Monday, Nov. 20, 1950
Out of the Naphthalene
Muscovites may have been slightly surprised last week to see Marshal Semen Budenny canter across the cobbles of Red Square on a chestnut stallion. He took the place of honor on the 33rd anniversary celebration of the Bolshevik revolution.
Old (67) Cavalryman Budenny had been a hero of the civil war of 1918-21, but not much had been seen or heard of him since 1941 when the Nazis plowed through the armies under his command. Why had the Kremlin rulers decided to remove Budenny and his massive mustaches from naphthalene powder (Russian equivalent of mothballs)?
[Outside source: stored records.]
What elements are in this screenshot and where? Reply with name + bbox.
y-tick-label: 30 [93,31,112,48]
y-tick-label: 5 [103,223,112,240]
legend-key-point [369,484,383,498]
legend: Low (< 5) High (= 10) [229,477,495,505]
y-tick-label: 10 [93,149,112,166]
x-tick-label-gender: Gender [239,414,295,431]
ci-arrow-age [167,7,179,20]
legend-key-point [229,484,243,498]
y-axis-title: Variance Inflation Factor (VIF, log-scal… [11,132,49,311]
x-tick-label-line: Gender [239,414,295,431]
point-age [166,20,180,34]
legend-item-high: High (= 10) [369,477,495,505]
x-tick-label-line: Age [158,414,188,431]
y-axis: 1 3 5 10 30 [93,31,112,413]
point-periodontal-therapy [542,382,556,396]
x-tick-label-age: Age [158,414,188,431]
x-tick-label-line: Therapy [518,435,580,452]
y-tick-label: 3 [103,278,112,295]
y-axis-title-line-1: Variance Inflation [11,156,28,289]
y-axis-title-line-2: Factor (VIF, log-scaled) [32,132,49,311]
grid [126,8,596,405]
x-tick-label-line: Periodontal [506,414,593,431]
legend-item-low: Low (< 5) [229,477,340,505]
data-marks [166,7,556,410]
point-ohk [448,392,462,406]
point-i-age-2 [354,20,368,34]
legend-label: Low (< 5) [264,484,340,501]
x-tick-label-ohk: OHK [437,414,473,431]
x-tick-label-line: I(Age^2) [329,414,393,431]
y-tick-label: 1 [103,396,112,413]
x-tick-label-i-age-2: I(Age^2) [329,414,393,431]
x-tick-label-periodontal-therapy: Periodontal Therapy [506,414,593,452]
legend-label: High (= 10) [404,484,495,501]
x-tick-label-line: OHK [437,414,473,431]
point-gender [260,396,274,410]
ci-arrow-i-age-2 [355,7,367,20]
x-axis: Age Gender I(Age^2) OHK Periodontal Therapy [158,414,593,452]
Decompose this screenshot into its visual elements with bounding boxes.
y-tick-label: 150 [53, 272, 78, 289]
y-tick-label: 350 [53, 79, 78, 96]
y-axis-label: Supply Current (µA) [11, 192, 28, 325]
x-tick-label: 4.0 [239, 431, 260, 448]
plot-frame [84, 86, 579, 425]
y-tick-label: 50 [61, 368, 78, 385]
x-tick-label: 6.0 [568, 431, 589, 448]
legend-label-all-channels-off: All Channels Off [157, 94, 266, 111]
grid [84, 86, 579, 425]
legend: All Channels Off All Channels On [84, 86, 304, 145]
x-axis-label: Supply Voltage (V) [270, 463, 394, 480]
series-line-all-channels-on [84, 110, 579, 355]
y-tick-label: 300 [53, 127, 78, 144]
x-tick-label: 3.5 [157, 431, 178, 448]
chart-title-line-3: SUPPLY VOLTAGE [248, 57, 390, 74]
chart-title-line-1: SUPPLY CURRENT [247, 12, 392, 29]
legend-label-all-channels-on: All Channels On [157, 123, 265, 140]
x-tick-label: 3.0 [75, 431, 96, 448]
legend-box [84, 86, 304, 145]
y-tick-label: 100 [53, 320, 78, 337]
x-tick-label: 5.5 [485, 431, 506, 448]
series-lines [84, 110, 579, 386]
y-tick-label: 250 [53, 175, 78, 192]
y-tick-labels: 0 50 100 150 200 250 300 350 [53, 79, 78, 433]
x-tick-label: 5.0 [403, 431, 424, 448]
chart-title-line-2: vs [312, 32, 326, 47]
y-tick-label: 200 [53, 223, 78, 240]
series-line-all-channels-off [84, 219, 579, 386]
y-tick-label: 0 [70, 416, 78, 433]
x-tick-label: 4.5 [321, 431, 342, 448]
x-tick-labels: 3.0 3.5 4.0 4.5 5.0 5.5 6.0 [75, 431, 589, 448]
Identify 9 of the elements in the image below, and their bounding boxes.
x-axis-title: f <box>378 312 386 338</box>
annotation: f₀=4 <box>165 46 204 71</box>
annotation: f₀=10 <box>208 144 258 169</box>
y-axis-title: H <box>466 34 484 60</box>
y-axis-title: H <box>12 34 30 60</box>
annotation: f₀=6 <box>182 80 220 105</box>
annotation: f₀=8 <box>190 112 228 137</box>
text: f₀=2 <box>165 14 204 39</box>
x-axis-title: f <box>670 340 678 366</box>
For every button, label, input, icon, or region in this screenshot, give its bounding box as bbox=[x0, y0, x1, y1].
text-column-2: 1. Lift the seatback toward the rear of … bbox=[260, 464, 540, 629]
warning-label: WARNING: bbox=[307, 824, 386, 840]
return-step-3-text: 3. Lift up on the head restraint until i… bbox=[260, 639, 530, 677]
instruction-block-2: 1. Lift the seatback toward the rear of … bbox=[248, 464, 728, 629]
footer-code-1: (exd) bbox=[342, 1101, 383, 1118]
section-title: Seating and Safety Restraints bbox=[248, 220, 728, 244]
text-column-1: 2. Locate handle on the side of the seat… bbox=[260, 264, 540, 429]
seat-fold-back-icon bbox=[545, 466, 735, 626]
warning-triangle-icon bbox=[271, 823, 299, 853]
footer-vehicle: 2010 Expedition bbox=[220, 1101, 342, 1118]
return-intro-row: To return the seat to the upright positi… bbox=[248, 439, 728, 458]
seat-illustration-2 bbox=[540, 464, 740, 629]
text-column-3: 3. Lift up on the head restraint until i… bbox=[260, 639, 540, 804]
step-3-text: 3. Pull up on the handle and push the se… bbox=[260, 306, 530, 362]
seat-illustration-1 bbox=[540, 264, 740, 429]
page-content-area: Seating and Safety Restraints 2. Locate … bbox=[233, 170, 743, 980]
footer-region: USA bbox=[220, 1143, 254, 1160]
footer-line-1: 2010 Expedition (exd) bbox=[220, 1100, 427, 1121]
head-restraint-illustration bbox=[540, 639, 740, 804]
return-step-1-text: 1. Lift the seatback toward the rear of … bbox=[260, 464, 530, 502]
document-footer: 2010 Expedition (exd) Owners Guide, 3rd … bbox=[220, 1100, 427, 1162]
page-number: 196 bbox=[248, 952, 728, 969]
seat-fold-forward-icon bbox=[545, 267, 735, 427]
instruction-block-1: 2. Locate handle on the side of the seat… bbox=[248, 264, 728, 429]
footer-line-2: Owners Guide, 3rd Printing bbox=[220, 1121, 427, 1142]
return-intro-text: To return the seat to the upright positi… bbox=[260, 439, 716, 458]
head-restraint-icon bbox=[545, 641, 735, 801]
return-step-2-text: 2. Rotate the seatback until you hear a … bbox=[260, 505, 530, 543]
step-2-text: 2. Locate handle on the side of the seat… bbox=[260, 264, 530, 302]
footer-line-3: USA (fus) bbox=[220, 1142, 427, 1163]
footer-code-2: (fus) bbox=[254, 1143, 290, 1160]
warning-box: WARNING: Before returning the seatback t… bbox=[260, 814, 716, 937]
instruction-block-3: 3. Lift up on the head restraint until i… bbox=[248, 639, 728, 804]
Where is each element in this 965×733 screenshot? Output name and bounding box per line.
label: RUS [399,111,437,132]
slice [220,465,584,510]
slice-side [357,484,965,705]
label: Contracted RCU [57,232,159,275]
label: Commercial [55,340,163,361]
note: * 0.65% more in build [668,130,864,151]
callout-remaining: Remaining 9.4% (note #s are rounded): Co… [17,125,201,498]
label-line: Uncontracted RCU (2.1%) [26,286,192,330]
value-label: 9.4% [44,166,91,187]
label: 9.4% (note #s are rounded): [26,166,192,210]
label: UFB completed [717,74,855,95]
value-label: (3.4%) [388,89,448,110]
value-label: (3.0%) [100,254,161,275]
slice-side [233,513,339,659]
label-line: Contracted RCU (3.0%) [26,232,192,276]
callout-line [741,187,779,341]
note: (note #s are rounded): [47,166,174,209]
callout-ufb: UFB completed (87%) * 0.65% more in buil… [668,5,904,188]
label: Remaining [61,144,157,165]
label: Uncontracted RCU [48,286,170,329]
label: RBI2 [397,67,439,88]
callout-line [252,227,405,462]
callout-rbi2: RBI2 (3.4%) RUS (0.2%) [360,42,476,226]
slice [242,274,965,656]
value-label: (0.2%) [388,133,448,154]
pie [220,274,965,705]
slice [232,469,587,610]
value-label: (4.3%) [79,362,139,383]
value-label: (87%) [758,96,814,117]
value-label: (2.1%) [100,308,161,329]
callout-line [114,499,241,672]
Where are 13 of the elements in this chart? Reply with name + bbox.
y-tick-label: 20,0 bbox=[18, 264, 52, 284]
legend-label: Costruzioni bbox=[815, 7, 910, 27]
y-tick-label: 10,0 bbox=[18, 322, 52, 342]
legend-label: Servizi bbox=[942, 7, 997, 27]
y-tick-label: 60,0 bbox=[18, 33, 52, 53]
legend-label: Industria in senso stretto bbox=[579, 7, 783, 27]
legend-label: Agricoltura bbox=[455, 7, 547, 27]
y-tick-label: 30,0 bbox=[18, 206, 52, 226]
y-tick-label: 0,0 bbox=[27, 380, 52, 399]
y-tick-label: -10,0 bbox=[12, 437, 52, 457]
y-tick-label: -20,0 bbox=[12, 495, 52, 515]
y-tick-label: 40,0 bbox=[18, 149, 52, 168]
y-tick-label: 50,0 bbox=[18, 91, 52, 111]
Best guess: Budenny symbolized patriotism as distinguished from Communism, and the Kremlin was again whipping up the love of the fatherland which had so heroically stirred Russia in 1941-45. To the troops in Red Square Budenny roared:
"Vigilantly guard the peace, the borders of our country and the creative work of our people [against] . . . the bandit interventionists in Korea!" The evening before, in the Bolshoi Theater, a select audience of top-level comrades & commissars heard Politburocrat Nikolai Bulganin compare the war in Korea with the civil war in Russia when the Allies unsuccessfully intervened against the Bolsheviks. Accusing the U.S. of instigating World War III with the aim of destroying the Soviet Union, Bulganin keynoted: "The Soviet people are able to defend . . . their homeland . . . with guns in hand."
To point up the shift in the propaganda line, three top Kremlinites who are known more as Communists than as Russians absented themselves from the ceremonies. The absent: Stalin, Malenkov and Beria.